Sunday, September 20, 2009

Why Mechanics Are Artists

It's no secret many people feel good mechanics are like artists. I've always felt that to be true, especially when it comes to my own computer troubleshooting and repair efforts. Now, thanks to my book club having selected Matthew Crawford's Shop Class As Soulcraft: An Inquiry Into The Value of Work as it's next read, I know why.

Crawford quotes English philosopher Iris Murdoch as describing good art as seeming mysterious "because it resists the easy patterns of the fantasy." Explained differently, Murdoch writes "Good art shows us how difficult it is to be objective by showing us how differently the world looks to an objective vision."

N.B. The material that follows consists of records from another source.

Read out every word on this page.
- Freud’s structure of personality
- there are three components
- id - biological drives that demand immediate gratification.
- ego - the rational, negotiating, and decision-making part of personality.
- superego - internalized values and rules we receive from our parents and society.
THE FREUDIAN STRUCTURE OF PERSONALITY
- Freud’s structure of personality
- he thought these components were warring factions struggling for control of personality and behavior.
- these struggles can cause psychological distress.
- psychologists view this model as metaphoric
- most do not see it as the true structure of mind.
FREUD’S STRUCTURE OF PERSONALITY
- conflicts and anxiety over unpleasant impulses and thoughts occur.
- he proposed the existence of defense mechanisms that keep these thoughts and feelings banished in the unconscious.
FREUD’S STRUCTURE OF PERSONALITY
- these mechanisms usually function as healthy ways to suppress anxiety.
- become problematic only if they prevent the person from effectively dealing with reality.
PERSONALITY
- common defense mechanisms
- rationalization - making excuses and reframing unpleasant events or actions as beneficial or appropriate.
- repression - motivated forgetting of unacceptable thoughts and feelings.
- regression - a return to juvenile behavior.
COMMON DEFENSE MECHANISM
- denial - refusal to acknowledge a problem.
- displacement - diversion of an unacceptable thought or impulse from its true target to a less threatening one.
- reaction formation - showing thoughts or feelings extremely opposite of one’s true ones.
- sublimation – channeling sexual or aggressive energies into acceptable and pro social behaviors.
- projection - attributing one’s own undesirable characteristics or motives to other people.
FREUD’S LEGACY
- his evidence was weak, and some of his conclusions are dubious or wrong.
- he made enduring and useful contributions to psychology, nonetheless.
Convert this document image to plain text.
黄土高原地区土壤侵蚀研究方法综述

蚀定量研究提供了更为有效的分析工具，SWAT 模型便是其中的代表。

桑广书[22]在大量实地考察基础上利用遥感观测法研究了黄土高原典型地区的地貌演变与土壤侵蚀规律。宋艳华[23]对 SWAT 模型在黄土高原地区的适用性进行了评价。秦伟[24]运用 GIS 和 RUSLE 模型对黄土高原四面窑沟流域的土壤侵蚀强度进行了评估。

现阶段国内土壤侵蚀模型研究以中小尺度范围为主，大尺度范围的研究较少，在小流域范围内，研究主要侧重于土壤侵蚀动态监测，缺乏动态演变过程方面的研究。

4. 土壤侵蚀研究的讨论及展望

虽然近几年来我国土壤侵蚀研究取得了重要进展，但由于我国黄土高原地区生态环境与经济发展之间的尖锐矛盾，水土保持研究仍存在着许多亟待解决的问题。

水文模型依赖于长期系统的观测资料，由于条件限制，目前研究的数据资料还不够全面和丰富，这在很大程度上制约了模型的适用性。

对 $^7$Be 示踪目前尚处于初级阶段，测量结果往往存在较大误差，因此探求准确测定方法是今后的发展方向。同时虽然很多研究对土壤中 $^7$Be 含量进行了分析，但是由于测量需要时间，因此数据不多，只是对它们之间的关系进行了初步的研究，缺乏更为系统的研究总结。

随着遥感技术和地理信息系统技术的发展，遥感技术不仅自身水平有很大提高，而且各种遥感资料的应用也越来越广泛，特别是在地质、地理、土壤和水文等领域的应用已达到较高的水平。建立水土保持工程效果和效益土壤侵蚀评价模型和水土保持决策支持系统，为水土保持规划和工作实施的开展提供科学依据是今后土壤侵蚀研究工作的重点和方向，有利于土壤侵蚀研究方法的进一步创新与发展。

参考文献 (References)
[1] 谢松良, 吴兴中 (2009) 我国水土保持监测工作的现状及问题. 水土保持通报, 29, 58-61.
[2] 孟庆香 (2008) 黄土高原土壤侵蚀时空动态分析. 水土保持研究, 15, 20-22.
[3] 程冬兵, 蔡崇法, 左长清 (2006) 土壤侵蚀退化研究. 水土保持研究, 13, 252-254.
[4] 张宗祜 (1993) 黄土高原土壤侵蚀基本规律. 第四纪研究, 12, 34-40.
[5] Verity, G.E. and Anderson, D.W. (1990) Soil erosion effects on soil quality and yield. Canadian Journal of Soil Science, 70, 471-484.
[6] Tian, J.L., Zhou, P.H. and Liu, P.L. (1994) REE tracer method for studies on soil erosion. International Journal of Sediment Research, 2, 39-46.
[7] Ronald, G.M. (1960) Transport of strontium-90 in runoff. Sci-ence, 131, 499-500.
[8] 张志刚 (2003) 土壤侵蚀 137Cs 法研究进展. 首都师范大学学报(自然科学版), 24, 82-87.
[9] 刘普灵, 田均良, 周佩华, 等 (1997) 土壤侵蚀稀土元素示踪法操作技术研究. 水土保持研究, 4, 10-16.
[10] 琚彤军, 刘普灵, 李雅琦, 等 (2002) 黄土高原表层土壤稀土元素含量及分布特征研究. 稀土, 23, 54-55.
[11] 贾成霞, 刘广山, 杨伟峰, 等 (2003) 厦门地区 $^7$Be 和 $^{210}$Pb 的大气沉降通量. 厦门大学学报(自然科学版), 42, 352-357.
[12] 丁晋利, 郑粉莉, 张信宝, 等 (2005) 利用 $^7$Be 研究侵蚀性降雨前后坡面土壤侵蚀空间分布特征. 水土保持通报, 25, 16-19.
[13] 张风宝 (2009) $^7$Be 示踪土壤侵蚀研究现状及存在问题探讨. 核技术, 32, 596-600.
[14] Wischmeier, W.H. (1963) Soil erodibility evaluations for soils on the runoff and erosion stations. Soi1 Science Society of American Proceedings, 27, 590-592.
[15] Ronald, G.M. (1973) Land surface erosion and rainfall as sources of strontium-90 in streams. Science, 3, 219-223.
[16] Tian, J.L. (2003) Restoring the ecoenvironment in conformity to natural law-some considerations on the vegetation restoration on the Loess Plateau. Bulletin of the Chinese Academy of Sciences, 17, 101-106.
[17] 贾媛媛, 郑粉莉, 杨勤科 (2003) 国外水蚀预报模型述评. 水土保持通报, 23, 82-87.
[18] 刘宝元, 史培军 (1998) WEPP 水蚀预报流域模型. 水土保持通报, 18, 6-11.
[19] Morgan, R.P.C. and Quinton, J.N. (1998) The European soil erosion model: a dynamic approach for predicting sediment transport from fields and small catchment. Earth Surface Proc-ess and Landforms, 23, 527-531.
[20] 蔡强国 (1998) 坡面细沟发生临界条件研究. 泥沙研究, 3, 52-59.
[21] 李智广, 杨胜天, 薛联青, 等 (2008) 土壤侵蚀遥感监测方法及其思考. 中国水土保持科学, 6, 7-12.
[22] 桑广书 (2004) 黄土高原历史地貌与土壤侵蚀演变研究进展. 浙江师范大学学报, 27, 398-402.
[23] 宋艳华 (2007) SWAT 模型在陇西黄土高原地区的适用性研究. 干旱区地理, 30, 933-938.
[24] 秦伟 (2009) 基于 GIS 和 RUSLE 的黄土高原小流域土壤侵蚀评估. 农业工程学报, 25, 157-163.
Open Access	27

This is where the word idiot comes from.

In Greek, Crawford writes, idios means private. Rather than serving a public role, in which an individual gets outside him or herself to grasp a public role, "which entails, or should, a relationship of active concern to others," an idiot is not involved. Crawford argues the point, specifically in this case, using an example from Robert Pirsig's wonderful Zen and the Art of Motorcycle Maintenance.

Crawford continues, stating, "But getting outside her own head is the task the artist sets herself, and this is the mechanic's task, too. Both, if they are good, use their imagination 'not to escape the world but to join it, and this exhilarates us because of the distance between our ordinary dulled consciousness and an apprehension of the real.' This is the exhilaration the mechanic gets when he finds the underlying cause of some problem."

To be a good mechanic, Crawford concludes, one must possess attentive openness and constantly be open to the possibility that they are mistaken. It's kind of counterintuitive, but I believe he's spot on.